Background: New surgical techniques should be formally evaluated for feasibility and safety. As a model for this evaluation, this study examines the authors' institution's experience with splenectomy for benign and malignant hematologic disease since the introduction of laparoscopic splenectomy (LS) in 1996. The authors present the evaluation of the recognized surgeon/institutional learning curve using CUSUM (cumulative sum) analysis.
Methods: This is a single institution retrospective chart review of consecutive splenectomies for hematologic disease performed between 1996 and 2008. The primary outcome was conversion to open splenectomy.
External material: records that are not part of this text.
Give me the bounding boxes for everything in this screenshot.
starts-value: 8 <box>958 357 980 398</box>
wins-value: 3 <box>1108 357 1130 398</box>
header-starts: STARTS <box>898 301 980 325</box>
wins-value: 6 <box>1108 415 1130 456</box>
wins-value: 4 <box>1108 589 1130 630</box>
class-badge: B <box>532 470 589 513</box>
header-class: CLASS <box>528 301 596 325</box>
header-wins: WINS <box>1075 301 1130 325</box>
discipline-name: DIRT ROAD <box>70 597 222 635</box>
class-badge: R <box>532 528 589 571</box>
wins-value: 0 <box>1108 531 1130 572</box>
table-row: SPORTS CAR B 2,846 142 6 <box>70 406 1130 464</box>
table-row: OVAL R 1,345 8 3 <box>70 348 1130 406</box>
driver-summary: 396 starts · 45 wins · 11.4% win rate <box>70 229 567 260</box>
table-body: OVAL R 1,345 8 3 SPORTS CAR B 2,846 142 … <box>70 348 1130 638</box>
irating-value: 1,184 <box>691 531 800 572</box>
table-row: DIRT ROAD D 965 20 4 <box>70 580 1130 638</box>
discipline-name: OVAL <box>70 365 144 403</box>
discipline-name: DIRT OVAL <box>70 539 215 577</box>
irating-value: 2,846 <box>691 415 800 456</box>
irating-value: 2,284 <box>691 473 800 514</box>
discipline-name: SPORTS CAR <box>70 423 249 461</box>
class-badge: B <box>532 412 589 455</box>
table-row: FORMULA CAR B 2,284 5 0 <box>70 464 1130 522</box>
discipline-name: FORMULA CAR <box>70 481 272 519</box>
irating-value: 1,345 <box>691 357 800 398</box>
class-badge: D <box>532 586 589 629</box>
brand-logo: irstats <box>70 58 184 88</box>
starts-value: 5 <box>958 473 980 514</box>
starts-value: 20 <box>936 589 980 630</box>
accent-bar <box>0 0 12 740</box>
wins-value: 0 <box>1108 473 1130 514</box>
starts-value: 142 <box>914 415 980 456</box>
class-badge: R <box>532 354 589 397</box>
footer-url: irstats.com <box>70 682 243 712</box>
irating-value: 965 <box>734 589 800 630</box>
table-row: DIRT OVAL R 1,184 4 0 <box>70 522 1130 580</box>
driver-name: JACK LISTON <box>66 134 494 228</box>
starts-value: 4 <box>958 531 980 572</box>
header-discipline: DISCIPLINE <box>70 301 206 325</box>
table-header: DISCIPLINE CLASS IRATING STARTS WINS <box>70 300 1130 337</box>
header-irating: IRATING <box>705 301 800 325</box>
The learning curve for LS was evaluated using CUSUM analysis.
Results: A total of 123 splenectomies were performed for benign (51.2%) or malignant (48.7%) hematologic disease. 58% of patients underwent planned LS, with a 21% conversion rate. The surgeon's overall learning curves for LS, as well as that for malignant disease, were maintained within acceptable conversion thresholds. However, the learning curve for benign disease did cross the unacceptable conversion threshold at case 29. With additional experience, the curve again approached the acceptable conversion threshold. Patients with malignant disease were significantly older (P = .0004), had larger spleens (P = .0004), were more likely to undergo open splenectomy (P = .001), and had longer lengths of stay (P = .01). However, there was no significant difference in operative time, transfusion requirements, morbidity rates, or mortality rates between patients with benign and malignant disease.
Conclusion: LS, for benign or for malignant hematologic disease, is associated with a significant learning curve. This evaluation model illustrates that careful patient selection and ongoing quality assessment is essential when introducing a new technique.